3.3. Metodologia para a seleção e análise dos dados

3.3.1 Os contextos de análise e as buscas realizadas

3.3.1.1 Os nomes próprios

No Corpus Tycho Brahe, havia uma problemática envolvendo a definição de nome próprio, pois os critérios adotados para a sua classificação faziam com que alguns nomes que não eram, de fato, próprios fossem marcados como tal. Isso se devia ao fato de terem sido aplicadas, na anotação morfológica, as siglas NPR ou NPR-P (Nome Próprio e Nome Próprio Plural, respectivamente) a todos os nomes comuns com letras maiúsculas. Além desse critério, eram classificados como nomes próprios (i) todas as formas de endereçamento, mesmo aquelas em que uma letra maiúscula não ocorre (Vossa Senhoria), (ii) títulos e epítetos, (iii) datas, dias da semana, meses e feriados, (iv) lugares e (v) sobrenomes.

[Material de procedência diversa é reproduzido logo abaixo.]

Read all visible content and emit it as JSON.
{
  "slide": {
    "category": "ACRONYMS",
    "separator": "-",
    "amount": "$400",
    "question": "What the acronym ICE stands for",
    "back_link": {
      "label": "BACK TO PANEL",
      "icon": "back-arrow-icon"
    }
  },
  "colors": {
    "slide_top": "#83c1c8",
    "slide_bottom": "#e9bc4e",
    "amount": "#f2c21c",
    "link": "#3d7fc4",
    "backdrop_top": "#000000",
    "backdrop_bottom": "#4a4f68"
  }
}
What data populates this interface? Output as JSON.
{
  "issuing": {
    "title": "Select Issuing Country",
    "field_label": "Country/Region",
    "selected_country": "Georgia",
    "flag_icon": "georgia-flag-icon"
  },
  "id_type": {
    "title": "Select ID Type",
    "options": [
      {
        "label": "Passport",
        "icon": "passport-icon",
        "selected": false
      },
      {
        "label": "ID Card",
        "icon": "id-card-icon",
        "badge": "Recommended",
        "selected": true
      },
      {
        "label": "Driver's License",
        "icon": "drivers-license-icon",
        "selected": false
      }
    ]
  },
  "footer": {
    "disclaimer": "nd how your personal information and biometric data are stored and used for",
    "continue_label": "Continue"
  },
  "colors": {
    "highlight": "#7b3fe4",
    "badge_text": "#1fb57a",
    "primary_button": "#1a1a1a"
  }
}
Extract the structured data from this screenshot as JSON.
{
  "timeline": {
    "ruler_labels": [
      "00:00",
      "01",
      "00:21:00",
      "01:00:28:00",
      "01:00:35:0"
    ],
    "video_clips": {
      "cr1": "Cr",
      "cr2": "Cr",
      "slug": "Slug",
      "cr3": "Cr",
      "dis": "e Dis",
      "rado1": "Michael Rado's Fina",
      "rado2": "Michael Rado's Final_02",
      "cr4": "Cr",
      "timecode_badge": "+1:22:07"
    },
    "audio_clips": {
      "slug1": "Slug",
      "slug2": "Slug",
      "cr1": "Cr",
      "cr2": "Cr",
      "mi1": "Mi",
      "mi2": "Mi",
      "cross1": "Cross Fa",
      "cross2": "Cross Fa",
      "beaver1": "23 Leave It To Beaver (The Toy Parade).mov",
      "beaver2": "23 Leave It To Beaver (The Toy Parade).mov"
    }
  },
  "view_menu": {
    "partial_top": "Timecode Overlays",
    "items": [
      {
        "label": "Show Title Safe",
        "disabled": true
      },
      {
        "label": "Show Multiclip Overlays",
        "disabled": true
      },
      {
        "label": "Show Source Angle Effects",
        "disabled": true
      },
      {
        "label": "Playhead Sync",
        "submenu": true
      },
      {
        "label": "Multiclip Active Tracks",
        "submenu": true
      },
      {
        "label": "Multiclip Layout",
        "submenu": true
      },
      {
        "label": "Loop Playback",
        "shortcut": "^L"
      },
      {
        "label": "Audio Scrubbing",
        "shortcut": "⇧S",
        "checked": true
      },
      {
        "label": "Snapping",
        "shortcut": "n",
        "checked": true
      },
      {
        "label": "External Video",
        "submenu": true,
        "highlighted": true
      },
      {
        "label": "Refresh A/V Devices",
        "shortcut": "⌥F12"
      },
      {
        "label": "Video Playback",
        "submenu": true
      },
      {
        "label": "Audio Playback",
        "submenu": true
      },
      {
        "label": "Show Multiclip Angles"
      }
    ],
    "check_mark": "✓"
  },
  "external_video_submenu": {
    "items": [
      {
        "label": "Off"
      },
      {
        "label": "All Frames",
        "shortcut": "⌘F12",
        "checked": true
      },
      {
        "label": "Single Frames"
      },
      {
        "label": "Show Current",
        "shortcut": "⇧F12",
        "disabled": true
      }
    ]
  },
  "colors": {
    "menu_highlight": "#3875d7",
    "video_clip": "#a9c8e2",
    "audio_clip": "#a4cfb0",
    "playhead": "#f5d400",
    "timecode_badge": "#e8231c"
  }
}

A partir dessa classificação, foram realizadas no Corpus Tycho Brahe buscas necessárias para a recuperação de todas as ocorrências de nomes próprios, mesmo aquelas que estavam etiquetadas de forma inadequada para os propósitos desta pesquisa.

Ao fazê-lo, filtraram-se os casos que continham pronomes de tratamento. Além disso, não foram realizadas buscas em sintagmas nominais vocativos e apostos, visto que alguns estudos mostram que estes são contextos categóricos de apagamento do artigo (cf. CALLOU & SILVA (1997), BRAGA (2012)).

Assim, as buscas foram realizadas em cada tipo de NP que pode conter nomes próprios e que permite variação na ocorrência de artigo, a saber: NP-sujeito, NP-acusativo, NP- adverbial, NP-deslocado à esquerda (cf. exemplos ((54a) e (54b)), ((55a) e (55b)), ((56a) e (56b)) e ((57a) e (57b)), respectivamente). Além disso, realizou-se uma busca por nomes próprios que estivessem inseridos dentro de um sintagma preposicional (cf. exemplo ((58a) e (58b)), uma vez que o contexto de uso de preposição mostrou-se relevante na análise dos artigos definidos diante de pronomes possessivos em outros estudos. A descrição das buscas realizadas é apresentada no apêndice 01, junto a exemplos correspondentes a cada uma delas.

(54) a. e disse me o Susanário ou mo deu a entender, porque ele não sabe dizer isto, que o cozinheiro não andara bem em se meter nestes assados (91 ID C_001_PSD,115.1600)) – século XVIII.

b. Luís meditava nas revelações do lavrador, (B_005_PSD,10.246) – século XIX.

(55) a. Acabada a leitura, pedia que o desculpassem com sua irmã por se não demorar mais, pois queria ir visitar o Lausperenne, o que não tinha feito por falta de tempo (103 ID A_003_PSD,24.340)) – século XIX.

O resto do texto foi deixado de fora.